E' urgente che il Vaticano sconfessi il vescovo negazionista
Non è cauto e non è saggio, da parte del Vaticano, che la abrogazione della scomunica dei vescovi lefebvriani della comunità di San Pio X presti il fianco a una nuova polemica con gli ebrei. La revoca di un atto canonico è, in sé, un fatto interno nella vita della chiesa, Ma gli effetti non canonici di un provvedimento canonico dovrebbero essere vagliati con attenzione.
Non è cauto e non è saggio, da parte del Vaticano, che la abrogazione della scomunica dei vescovi lefebvriani della comunità di San Pio X presti il fianco a una nuova polemica con gli ebrei. La revoca di un atto canonico emanato nel 1988, sotto Giovanni Paolo II, è ovviamente, in sé, un fatto interno nella vita della chiesa, e nessuno è autorizzato a mettere bocca, tanto più che il prudente padre Lombardi, il gesuita che guida la sala stampa vaticana, ha precisato puntigliosamente che questo gesto non ha altri significati che quelli intrinseci. Ma gli effetti non canonici di un provvedimento canonico dovrebbero essere vagliati con attenzione.

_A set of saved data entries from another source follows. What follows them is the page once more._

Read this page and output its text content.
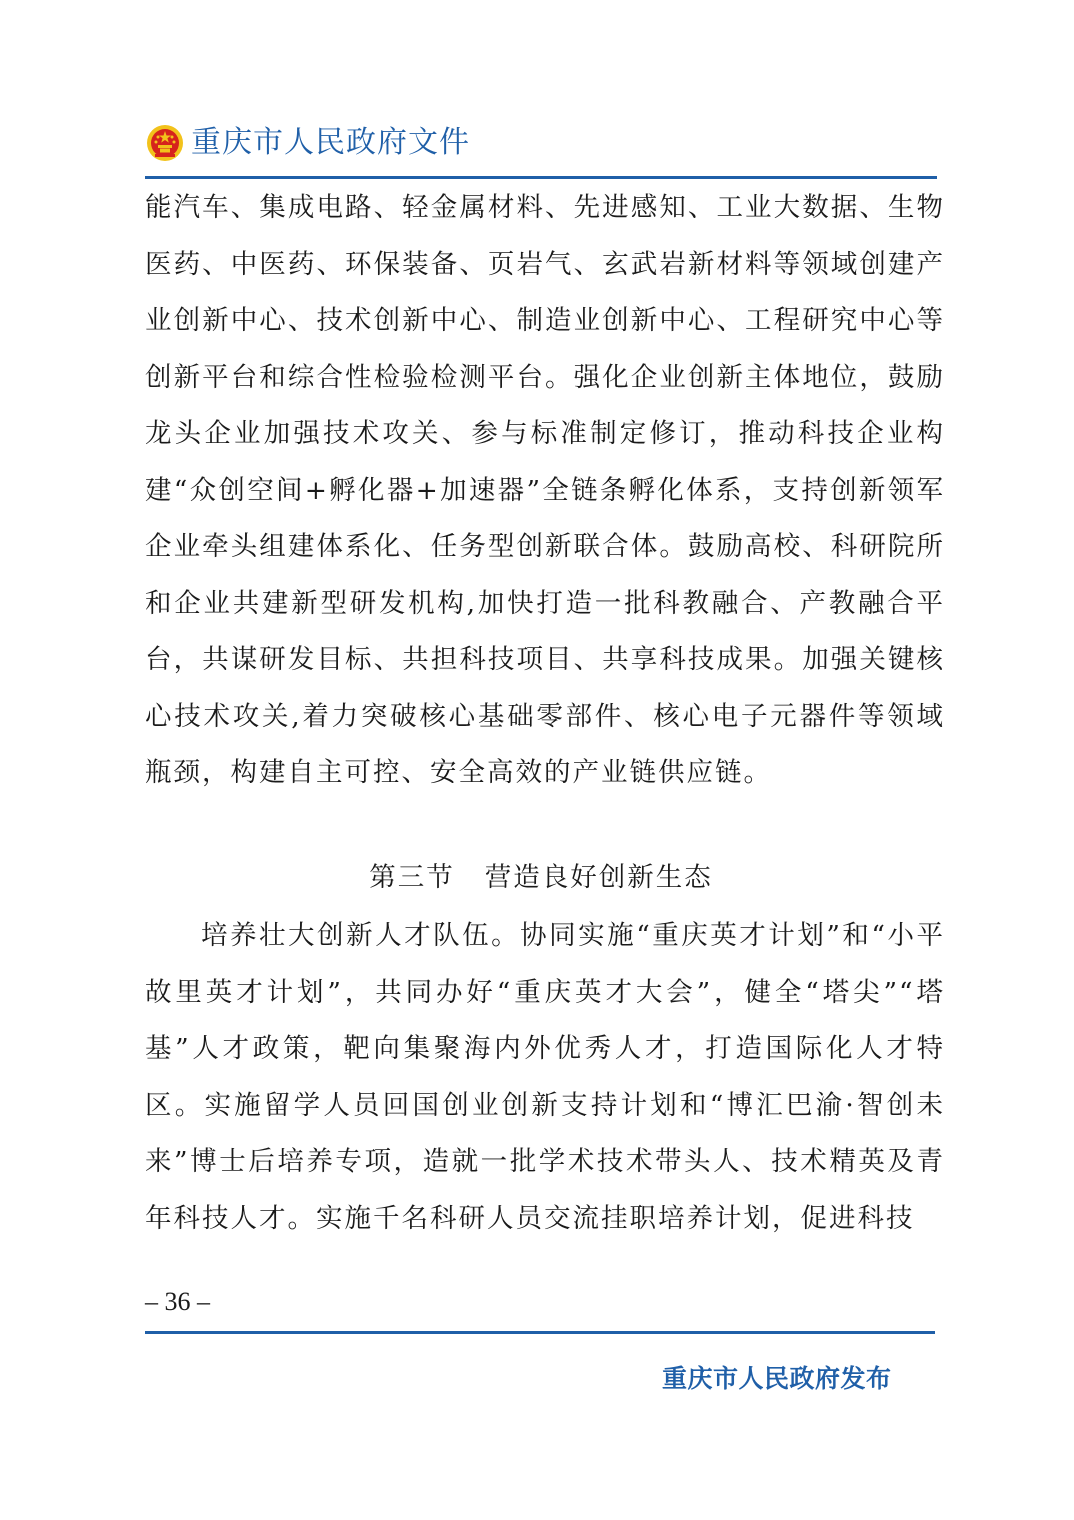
重庆市人民政府文件
能汽车、集成电路、轻金属材料、先进感知、工业大数据、生物医药、中医药、环保装备、页岩气、玄武岩新材料等领域创建产业创新中心、技术创新中心、制造业创新中心、工程研究中心等创新平台和综合性检验检测平台。强化企业创新主体地位，鼓励龙头企业加强技术攻关、参与标准制定修订，推动科技企业构建“众创空间+孵化器+加速器”全链条孵化体系，支持创新领军企业牵头组建体系化、任务型创新联合体。鼓励高校、科研院所和企业共建新型研发机构,加快打造一批科教融合、产教融合平台，共谋研发目标、共担科技项目、共享科技成果。加强关键核心技术攻关,着力突破核心基础零部件、核心电子元器件等领域瓶颈，构建自主可控、安全高效的产业链供应链。
第三节 营造良好创新生态
培养壮大创新人才队伍。协同实施“重庆英才计划”和“小平故里英才计划”，共同办好“重庆英才大会”，健全“塔尖”“塔基”人才政策，靶向集聚海内外优秀人才，打造国际化人才特区。实施留学人员回国创业创新支持计划和“博汇巴渝·智创未来”博士后培养专项，造就一批学术技术带头人、技术精英及青年科技人才。实施千名科研人员交流挂职培养计划，促进科技
– 36 –
重庆市人民政府发布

Il vescovo scismatico Richard Williamson, tra coloro che sono stati riaccolti nella comunione ecclesiastica romana, ha affermato: “Credo che non ci siano mai state le camere a gas”. E questo è un “credo” o un tipo di fede che nel dibatitto storico e civile moderno si chiama “negazionismo” ovvero la decisione ideologica, non sostenuta da prove storiche e anzi contraddetta da prove documentali e testimoniali schiaccianti, di cancellare lo sterminio degli ebrei d'Europa dalla nostra comune memoria. Un atto di violenza al ricordo di milioni di discendenti delle vittime dei lager, e di brutale disconoscimento di quella parte dell'identità ebraica e israeliana che si è costruita nella custodia di quel ricordo in tutto il mondo.

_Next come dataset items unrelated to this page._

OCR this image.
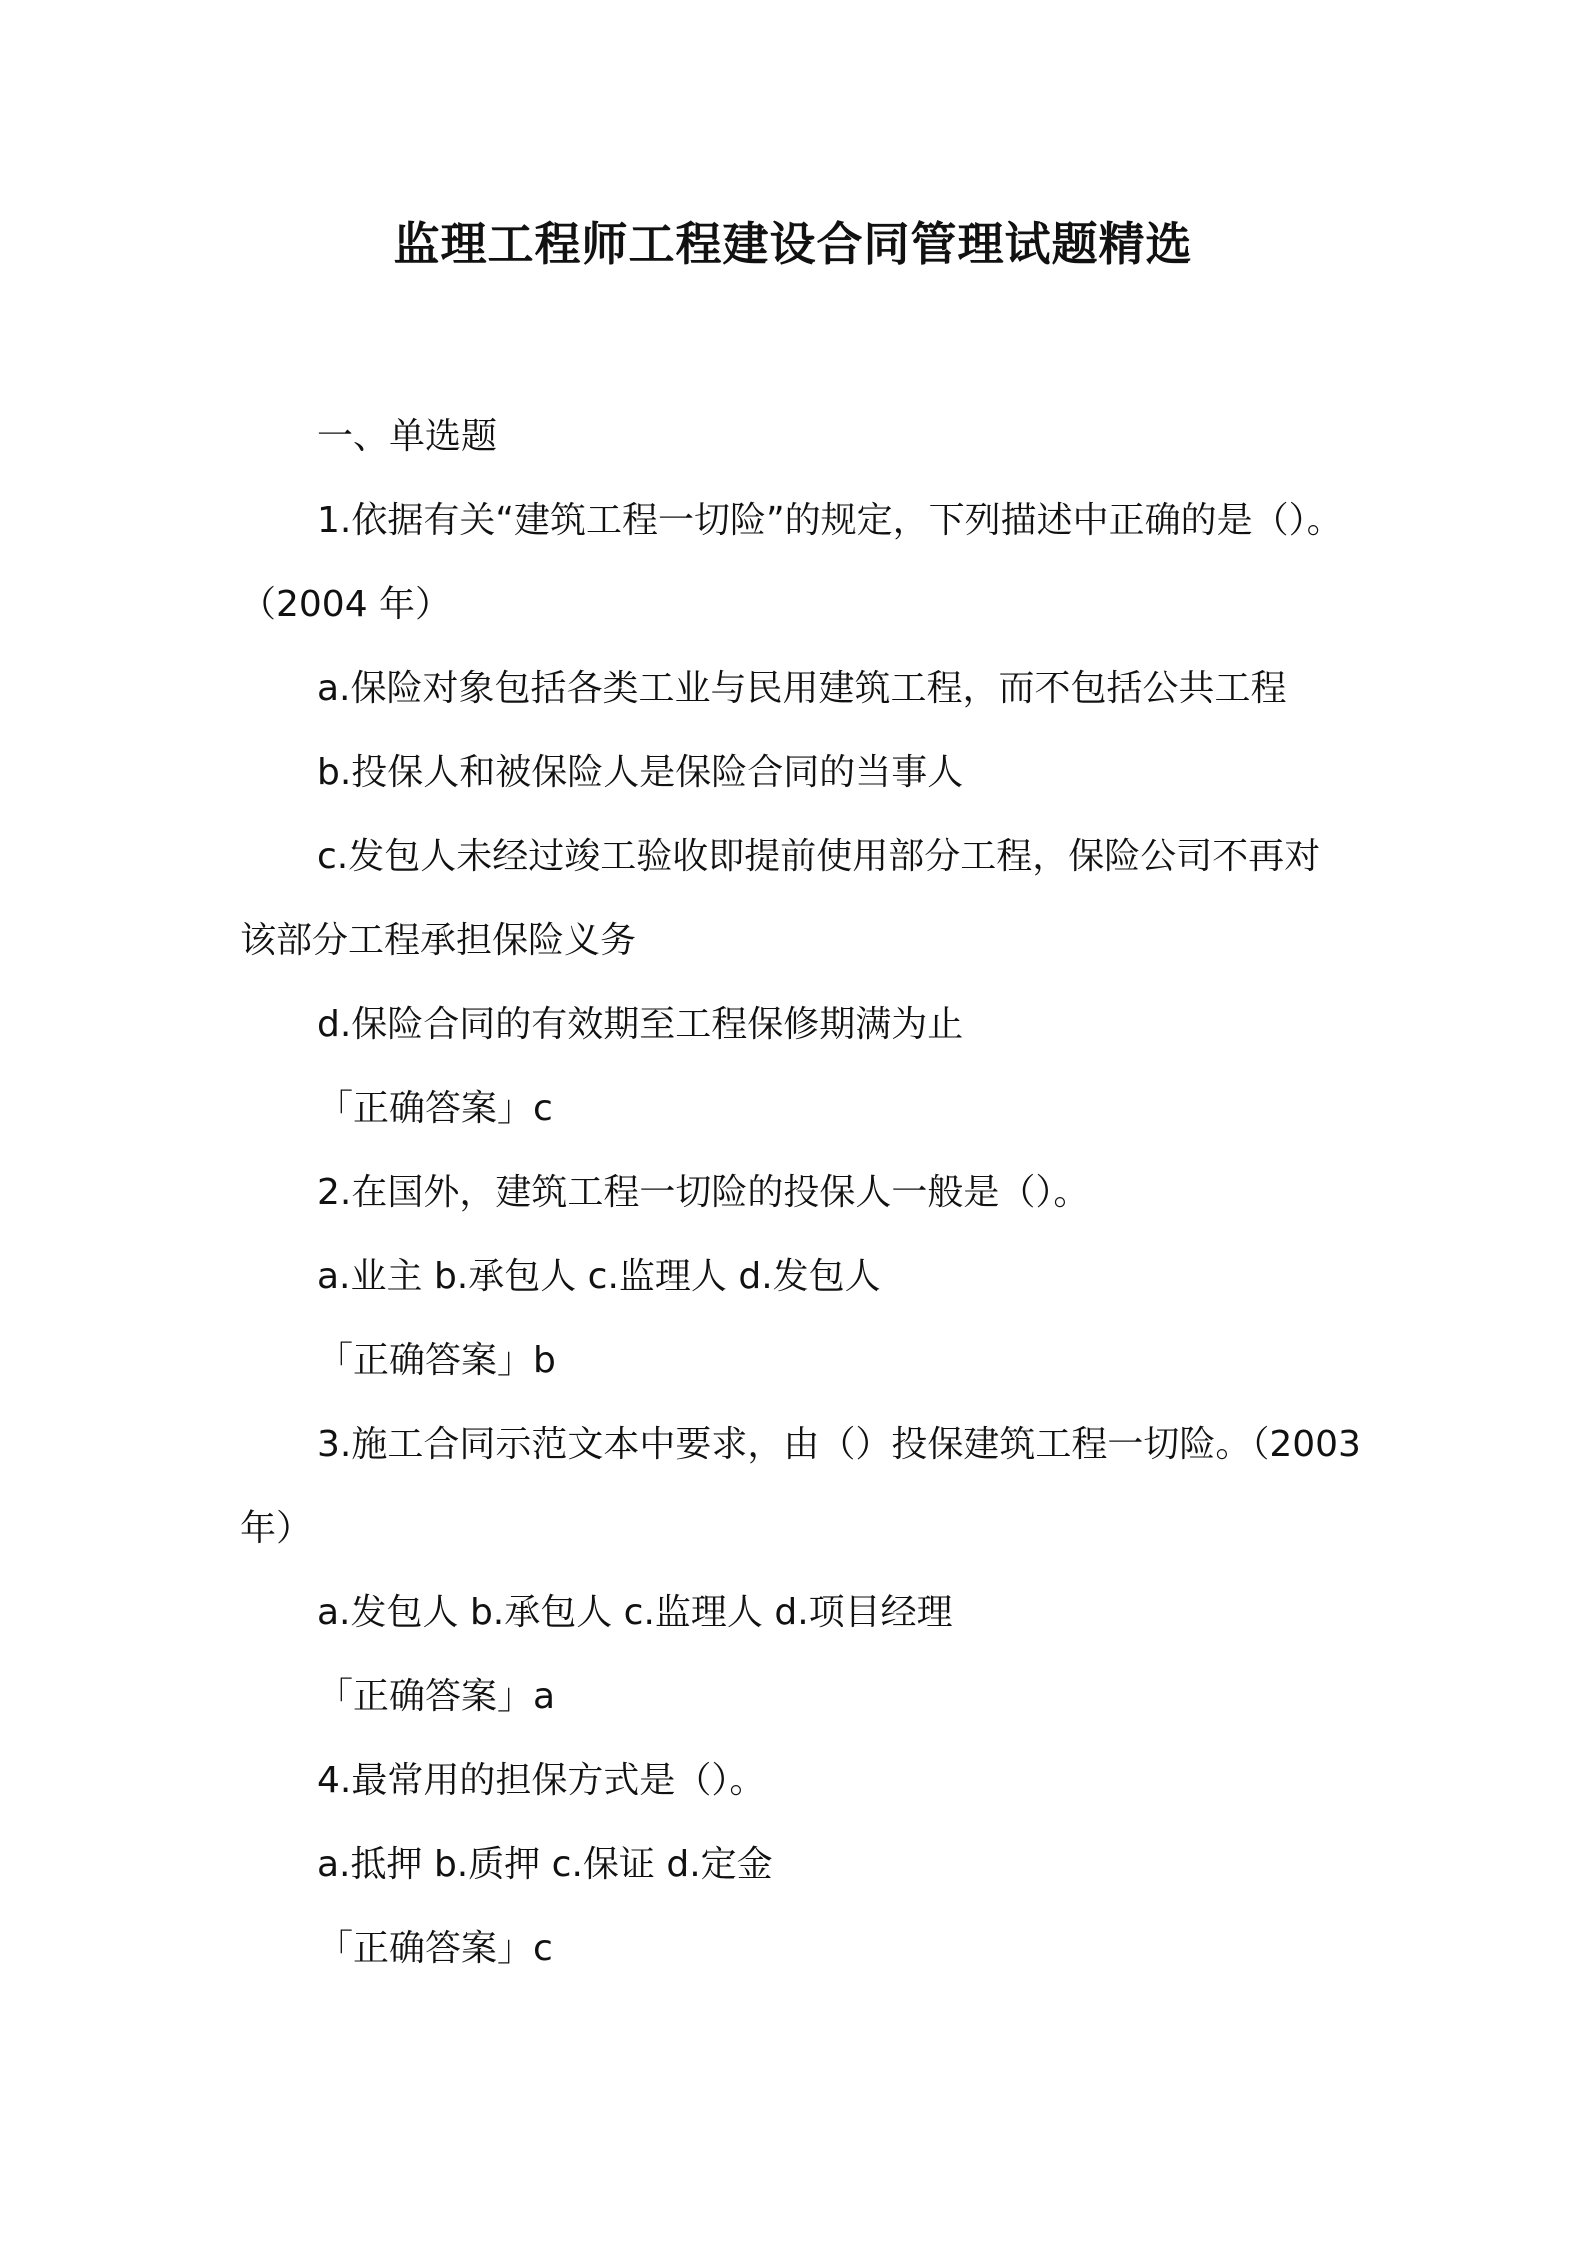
监理工程师工程建设合同管理试题精选
一、单选题
1.依据有关“建筑工程一切险”的规定，下列描述中正确的是（）。
（2004 年）
a.保险对象包括各类工业与民用建筑工程，而不包括公共工程
b.投保人和被保险人是保险合同的当事人
c.发包人未经过竣工验收即提前使用部分工程，保险公司不再对
该部分工程承担保险义务
d.保险合同的有效期至工程保修期满为止
「正确答案」c
2.在国外，建筑工程一切险的投保人一般是（）。
a.业主 b.承包人 c.监理人 d.发包人
「正确答案」b
3.施工合同示范文本中要求，由（）投保建筑工程一切险。（2003
年）
a.发包人 b.承包人 c.监理人 d.项目经理
「正确答案」a
4.最常用的担保方式是（）。
a.抵押 b.质押 c.保证 d.定金
「正确答案」c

Qualche spiegazione agli ebrei è dovuta, se è vero che buttare di nuovo le braccia al collo a un vescovo che coltiva queste idee fideistiche sulla storia del Novecento può generare equivoci, incomprensioni, e perfino dolore in un contesto di dialogo profetico con gli ebrei che Roma ha avviato da decenni, partendo dal Concilio. Quello, naturalmente, è il punto dirimente della faccenda. E' stato importante per il Papa ristabilire una misura di libertà nella definizione del culto liturgico ammesso e concretamente praticabile in seno alla chiesa. Ne andava di un giudizio ormai consolidato su un certo conformismo della riforma liturgica conciliare, incapace di lasciare spazio, nella sua applicazione del dopo Concilio, a forme di culto antiche, tradizionali, guardate con affetto e reverenza da una parte dei fedeli.
E il nuovo spazio che si è preso il latino nella messa cattolica, compresa la preghiera del venerdì santo per la conversione dei giudei in una prospettiva escatologica, ha spinto la gerarchia a uno sforzo di spiegazione e giustificazione pieno di rispetto per gli ebrei e intrinsecamente coerente con la nuova via inaugurata e costruita passo passo dagli ultimi tre papi. Lo stesso sforzo è necessario adesso. Bisogna che in Vaticano qualcuno ai massimi livelli si prenda la briga di spiegare che la fede negazionista del vescovo (ex?) scismatico Williamson è un atto di arbitrio irrazionale, un riflesso mentale tipico di una tradizione antigiudaica che la chiesa petrina ha rigettato e rinnegato in toto. Tra i molti gesti di carità e di verità di cui è capace la chiesa, sia detto con umiltà e sincerità, questo è oggi uno dei più urgenti.